Spark uses driver’s own value, and it may be different in different drivers, and even versions of the same driver. For example, Oracle has default fetchsize=10, which is absolutely not usable.

Thus we’ve overridden default value with 100_000, which should increase reading performance.

field partitioning_mode: JDBCPartitioningMode = JDBCPartitioningMode.RANGE (alias 'partitioningMode')#

Defines how Spark will parallelize reading from table.

Possible values:

  • range (default)

    Allocate each executor a range of values from column passed into partition_column.

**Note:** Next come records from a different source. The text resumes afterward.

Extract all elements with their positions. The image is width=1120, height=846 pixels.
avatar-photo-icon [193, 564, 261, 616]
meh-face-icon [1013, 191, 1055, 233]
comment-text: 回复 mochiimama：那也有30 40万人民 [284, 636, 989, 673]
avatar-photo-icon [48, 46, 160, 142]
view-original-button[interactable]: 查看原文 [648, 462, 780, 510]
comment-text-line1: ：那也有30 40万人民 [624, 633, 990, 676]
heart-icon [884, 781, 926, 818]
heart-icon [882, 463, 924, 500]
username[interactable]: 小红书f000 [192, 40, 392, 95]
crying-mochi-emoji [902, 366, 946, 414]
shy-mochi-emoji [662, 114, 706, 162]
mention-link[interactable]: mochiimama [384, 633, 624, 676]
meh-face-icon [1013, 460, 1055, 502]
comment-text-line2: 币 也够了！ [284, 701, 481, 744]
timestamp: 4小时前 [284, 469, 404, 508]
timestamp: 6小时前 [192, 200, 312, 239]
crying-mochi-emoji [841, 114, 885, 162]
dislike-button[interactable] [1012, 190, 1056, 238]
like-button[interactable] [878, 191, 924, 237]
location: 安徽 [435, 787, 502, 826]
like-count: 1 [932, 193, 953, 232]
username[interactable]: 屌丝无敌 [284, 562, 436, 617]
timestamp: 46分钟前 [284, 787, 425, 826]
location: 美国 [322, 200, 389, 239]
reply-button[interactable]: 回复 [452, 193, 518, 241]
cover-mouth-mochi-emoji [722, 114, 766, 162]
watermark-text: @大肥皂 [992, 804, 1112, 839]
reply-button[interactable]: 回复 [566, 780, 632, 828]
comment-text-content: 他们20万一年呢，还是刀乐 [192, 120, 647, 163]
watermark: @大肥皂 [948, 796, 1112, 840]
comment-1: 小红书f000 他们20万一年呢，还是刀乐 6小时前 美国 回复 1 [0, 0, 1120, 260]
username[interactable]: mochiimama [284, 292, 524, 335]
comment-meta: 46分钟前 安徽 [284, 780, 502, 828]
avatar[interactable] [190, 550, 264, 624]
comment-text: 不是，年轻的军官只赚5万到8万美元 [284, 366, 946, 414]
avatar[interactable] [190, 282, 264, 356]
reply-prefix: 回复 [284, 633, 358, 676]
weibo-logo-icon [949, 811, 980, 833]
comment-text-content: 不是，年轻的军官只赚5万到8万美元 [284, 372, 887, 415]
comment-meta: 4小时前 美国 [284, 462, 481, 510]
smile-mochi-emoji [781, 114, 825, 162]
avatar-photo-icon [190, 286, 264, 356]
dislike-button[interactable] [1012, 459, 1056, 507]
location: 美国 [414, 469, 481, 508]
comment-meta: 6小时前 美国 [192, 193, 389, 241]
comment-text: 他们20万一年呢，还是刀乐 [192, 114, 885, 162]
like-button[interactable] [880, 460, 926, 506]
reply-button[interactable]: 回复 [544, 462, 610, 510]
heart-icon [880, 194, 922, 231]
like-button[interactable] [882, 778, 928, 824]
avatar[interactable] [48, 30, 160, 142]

    Spark generates for each executor an SQL query like:

    Executor 1:

    SELECT ... FROM table
    WHERE (partition_column >= lowerBound
            OR partition_column IS NULL)
    AND partition_column < (lower_bound + stride)
    

    Executor 2:

    SELECT ... FROM table
    WHERE partition_column >= (lower_bound + stride)
    AND partition_column < (lower_bound + 2 * stride)
    

    Executor N:

    SELECT ... FROM table
    WHERE partition_column >= (lower_bound + (N-1) * stride)
    AND partition_column <= upper_bound
    

    Where stride=(upper_bound - lower_bound) / num_partitions.

    Note

    lower_bound, upper_bound and num_partitions are used just to calculate the partition stride, NOT for filtering the rows in table. So all rows in the table will be returned (unlike Incremental Read Strategies).

    Note

    All queries are executed in parallel. To execute them sequentially, use Batch Read Strategies.

  • hash

    Allocate each executor a set of values based on hash of the partition_column column.

    Spark generates for each executor an SQL query like:

    Executor 1:

    SELECT ... FROM table
    WHERE (some_hash(partition_column) mod num_partitions) = 0 -- lower_bound
    

    Executor 2:

    SELECT ... FROM table
    WHERE (some_hash(partition_column) mod num_partitions) = 1 -- lower_bound + 1
    

    Executor N:

    SELECT ... FROM table
    WHERE (some_hash(partition_column) mod num_partitions) = num_partitions-1 -- upper_bound
    

    Note

    The hash function implementation depends on RDBMS. It can be MD5 or any other fast hash function, or expression based on this function call.

  • mod

    Allocate each executor a set of values based on modulus of the partition_column column.

    Spark generates for each executor an SQL query like:

    Executor 1:

    SELECT ... FROM table
    WHERE (partition_column mod num_partitions) = 0 -- lower_bound
    

    Executor 2:

    SELECT ... FROM table
    WHERE (partition_column mod num_partitions) = 1 -- lower_bound + 1
    

    Executor N:

    SELECT ... FROM table
    WHERE (partition_column mod num_partitions) = num_partitions-1 -- upper_bound
    

Examples

Read data in 10 parallel jobs by range of values in id_column column:

JDBC.ReadOptions(
    partitioning_mode="range",  # default mode, can be omitted
    partition_column="id_column",
    num_partitions=10,
    # if you're using DBReader, options below can be omitted
    # because they are calculated by automatically as
    # MIN and MAX values of `partition_column`
    lower_bound=0,
    upper_bound=100_000,
)

Read data in 10 parallel jobs by hash of values in some_column column:

JDBC.ReadOptions(
    partitioning_mode="hash",
    partition_column="some_column",
    num_partitions=10,
    # lower_bound and upper_bound are automatically set to `0` and `9`
)

Read data in 10 parallel jobs by modulus of values in id_column column:

JDBC.ReadOptions(
    partitioning_mode="mod",
    partition_column="id_column",
    num_partitions=10,
    # lower_bound and upper_bound are automatically set to `0` and `9`
)
field query_timeout: int | None = None (alias 'queryTimeout')#

The number of seconds the driver will wait for a statement to execute. Zero means there is no limit.

This option depends on driver implementation, some drivers can check the timeout of each query instead of an entire JDBC batch.